Once you know the rate of change of speed, you can find the radius of curvature ρ through the magnitude of the acceleration equation.
Do not confuse R with ρ - they are not the same thing.
I'm getting the rate of change of speed in Etheta. Is that correct or should I be converting that? Also would the units be ft/s^2?
For finding the rate of change of speed I am not getting my answer in e^theta. I used the equation v' = ap dot e^t, and subbed both of the variables with polar equivalents then took the dot product.
This is the way I did it too. Bouncing off of this, don't forgot that you can find e^t from (v vector)/(v magnitude) = e^t
rate of change of speed is directionless, similar to how speed is also directionless. using the dot product will give you a numerical value with unit ft/s^2 but no etheta or etangent.

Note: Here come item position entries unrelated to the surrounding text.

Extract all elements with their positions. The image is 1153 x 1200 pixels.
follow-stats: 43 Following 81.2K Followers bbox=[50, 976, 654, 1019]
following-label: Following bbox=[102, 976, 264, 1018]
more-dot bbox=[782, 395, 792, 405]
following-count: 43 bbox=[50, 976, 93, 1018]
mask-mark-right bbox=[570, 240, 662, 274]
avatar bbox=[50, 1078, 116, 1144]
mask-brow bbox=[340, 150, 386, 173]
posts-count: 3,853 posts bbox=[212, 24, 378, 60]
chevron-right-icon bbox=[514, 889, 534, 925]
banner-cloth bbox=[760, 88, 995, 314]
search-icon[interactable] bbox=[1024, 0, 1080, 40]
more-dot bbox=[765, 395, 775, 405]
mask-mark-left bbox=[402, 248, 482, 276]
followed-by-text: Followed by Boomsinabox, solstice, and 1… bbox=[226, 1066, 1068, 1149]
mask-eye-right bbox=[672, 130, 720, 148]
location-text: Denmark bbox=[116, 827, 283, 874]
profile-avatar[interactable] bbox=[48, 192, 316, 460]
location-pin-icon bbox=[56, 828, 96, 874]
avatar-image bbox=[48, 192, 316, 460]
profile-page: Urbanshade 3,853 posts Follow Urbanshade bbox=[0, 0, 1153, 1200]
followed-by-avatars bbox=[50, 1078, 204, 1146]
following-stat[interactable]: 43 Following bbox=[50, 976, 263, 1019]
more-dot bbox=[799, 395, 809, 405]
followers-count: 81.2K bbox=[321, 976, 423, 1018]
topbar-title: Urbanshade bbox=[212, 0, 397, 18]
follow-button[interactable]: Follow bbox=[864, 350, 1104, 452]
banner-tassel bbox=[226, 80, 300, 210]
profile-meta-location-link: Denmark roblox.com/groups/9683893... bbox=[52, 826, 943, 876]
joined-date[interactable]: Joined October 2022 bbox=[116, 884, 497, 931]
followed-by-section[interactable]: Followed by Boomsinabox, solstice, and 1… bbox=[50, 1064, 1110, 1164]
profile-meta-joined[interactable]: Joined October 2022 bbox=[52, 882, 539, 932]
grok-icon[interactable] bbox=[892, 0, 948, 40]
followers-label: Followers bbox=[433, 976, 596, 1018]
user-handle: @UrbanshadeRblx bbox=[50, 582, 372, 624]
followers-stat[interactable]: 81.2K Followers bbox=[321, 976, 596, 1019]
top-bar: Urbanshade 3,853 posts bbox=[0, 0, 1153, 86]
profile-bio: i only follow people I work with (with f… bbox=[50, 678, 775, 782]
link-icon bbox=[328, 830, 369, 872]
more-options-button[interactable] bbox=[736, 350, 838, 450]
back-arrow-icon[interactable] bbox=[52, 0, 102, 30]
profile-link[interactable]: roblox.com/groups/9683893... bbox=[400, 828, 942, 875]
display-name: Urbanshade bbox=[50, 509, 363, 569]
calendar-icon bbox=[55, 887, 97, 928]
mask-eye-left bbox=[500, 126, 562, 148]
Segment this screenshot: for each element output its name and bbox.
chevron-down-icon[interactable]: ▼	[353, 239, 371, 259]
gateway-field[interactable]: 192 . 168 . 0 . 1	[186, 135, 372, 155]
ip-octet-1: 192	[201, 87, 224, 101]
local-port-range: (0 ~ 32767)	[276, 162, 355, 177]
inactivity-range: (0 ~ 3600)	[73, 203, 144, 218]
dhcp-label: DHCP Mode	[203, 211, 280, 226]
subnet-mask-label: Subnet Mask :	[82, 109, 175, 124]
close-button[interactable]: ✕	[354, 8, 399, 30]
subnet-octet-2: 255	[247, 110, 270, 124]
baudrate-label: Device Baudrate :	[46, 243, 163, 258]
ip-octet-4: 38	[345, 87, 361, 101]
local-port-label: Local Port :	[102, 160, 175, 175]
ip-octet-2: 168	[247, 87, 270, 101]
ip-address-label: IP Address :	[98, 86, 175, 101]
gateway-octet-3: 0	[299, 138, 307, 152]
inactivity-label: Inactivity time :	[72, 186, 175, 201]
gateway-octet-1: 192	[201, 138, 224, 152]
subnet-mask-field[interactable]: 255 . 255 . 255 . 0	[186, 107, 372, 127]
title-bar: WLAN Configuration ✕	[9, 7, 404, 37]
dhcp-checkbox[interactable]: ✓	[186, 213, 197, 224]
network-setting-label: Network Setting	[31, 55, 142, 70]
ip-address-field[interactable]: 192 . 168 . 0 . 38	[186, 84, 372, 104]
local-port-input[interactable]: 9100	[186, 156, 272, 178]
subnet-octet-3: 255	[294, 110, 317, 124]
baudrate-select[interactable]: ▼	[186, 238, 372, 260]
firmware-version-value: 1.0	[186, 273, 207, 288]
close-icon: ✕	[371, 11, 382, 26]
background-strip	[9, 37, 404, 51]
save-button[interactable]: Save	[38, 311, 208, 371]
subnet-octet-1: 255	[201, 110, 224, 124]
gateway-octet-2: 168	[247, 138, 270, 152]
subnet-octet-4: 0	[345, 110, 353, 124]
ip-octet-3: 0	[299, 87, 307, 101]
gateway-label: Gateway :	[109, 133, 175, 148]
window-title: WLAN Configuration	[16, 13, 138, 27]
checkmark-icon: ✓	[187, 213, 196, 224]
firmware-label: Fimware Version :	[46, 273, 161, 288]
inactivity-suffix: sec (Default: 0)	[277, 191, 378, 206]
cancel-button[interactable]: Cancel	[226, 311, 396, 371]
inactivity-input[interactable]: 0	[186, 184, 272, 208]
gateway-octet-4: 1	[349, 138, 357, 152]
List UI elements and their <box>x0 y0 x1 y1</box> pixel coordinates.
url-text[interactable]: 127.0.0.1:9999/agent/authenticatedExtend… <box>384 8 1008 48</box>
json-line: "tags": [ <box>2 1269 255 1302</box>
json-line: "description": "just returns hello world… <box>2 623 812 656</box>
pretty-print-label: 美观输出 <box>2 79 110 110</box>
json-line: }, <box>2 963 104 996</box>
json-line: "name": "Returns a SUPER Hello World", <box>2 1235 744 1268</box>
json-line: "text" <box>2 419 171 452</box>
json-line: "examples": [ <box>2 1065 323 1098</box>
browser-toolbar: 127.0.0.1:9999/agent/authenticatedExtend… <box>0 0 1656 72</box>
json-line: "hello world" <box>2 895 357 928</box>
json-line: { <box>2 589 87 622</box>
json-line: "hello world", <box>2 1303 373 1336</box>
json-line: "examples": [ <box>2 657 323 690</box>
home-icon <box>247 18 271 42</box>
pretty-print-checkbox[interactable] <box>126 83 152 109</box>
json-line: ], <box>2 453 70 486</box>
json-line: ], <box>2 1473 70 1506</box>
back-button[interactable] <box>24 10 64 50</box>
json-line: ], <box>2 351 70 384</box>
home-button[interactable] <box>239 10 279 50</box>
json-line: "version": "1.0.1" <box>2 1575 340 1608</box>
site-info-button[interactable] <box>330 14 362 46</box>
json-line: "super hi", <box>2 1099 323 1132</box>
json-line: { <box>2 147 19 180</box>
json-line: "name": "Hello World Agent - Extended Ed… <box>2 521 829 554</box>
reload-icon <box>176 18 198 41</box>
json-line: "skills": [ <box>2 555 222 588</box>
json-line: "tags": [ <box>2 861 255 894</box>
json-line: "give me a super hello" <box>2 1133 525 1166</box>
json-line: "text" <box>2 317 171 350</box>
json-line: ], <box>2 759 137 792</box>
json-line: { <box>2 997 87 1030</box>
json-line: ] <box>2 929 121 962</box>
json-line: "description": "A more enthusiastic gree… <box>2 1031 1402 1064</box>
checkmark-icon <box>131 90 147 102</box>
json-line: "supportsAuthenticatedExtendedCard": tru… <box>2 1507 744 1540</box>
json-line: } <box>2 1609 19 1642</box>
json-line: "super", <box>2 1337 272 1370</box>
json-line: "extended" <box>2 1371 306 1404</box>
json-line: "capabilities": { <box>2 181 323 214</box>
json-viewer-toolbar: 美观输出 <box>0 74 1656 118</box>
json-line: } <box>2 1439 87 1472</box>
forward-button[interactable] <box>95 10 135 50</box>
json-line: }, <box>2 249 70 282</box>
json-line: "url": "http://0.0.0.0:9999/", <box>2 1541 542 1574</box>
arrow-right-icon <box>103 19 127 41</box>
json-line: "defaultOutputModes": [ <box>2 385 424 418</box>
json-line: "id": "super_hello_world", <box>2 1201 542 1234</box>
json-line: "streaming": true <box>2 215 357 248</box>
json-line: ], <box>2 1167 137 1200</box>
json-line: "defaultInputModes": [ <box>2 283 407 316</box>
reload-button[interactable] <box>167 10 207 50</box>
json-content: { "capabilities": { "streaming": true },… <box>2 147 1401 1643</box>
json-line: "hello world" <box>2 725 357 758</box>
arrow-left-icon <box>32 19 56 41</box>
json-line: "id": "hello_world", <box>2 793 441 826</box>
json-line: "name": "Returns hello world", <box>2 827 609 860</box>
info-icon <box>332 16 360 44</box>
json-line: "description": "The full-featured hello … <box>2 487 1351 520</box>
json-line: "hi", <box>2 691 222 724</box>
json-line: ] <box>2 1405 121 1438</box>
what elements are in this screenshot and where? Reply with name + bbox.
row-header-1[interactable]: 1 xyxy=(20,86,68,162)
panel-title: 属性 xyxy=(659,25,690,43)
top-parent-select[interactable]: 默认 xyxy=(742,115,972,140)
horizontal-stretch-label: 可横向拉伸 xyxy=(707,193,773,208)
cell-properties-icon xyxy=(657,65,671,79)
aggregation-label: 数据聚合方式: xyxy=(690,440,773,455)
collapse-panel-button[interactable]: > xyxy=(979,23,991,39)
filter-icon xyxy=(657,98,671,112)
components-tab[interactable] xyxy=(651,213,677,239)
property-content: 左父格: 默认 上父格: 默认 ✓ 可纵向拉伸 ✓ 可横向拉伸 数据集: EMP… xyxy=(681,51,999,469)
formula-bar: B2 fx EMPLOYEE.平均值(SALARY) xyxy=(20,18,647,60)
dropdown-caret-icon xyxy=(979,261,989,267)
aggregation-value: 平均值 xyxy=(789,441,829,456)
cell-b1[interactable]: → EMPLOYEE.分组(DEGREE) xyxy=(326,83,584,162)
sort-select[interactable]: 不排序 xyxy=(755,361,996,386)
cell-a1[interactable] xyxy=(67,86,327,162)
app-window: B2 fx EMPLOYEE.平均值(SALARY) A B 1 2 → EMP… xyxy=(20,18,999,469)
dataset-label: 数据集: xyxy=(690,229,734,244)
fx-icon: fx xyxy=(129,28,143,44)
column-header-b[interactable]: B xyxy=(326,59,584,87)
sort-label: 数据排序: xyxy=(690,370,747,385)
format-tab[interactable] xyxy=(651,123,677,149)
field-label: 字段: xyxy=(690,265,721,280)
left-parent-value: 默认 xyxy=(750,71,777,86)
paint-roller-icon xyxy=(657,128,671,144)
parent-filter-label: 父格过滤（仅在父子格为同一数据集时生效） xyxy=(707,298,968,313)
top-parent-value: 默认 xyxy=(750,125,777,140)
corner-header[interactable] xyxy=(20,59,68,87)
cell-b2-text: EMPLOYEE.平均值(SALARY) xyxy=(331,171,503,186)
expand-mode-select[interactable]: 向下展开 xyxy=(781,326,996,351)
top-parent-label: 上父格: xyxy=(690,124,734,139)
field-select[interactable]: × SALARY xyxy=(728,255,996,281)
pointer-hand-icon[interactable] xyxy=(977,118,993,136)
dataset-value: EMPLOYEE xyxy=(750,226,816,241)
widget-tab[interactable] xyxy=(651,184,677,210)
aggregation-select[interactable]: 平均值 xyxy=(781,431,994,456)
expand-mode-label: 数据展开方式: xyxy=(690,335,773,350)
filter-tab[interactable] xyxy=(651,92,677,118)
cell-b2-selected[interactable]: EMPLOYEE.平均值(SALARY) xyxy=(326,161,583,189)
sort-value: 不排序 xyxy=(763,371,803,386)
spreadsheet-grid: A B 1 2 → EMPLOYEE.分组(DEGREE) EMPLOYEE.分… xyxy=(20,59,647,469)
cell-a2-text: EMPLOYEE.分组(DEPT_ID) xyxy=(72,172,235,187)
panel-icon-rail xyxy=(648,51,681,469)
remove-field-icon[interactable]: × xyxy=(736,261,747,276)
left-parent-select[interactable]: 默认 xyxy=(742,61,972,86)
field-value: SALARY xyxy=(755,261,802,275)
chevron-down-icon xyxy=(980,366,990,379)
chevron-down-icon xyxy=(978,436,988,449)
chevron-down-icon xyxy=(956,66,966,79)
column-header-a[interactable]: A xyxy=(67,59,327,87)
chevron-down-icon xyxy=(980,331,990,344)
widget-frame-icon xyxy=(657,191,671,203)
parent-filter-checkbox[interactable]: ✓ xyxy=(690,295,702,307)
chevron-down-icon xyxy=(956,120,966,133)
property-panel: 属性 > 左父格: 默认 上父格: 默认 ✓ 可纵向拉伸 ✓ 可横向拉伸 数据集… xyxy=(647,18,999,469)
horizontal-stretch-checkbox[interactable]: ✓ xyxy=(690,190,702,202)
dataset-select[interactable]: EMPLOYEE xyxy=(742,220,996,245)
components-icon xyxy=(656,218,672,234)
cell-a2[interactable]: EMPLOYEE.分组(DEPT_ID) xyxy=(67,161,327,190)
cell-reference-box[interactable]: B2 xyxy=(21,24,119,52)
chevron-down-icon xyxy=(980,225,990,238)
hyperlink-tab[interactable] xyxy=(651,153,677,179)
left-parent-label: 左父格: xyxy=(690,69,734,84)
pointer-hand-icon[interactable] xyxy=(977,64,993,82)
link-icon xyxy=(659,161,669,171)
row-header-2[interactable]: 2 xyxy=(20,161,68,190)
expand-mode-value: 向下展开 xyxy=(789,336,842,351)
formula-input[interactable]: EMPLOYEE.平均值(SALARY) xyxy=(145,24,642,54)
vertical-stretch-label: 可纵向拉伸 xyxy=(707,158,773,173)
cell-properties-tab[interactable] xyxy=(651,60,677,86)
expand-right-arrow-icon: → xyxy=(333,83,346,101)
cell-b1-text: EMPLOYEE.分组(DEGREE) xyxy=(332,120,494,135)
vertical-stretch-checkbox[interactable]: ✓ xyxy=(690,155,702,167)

I calculated radius of curvature past 700 feet is that a reasonable answer. Since I calculated speed and rate of change of speed I used the magnitude of the acceleration to find the radius of curvature. Also when calculating the magnitude of acceleration do i need to convert to path or does it not matter?
The magnitudes should be the same so I don't think it should matter.
To calculate the curvature, you need to use the magnitude of acceleration equation and solve it for p. You don't want to use a*en=v^2/p since it would be more time consuming as a result of having to solve for en.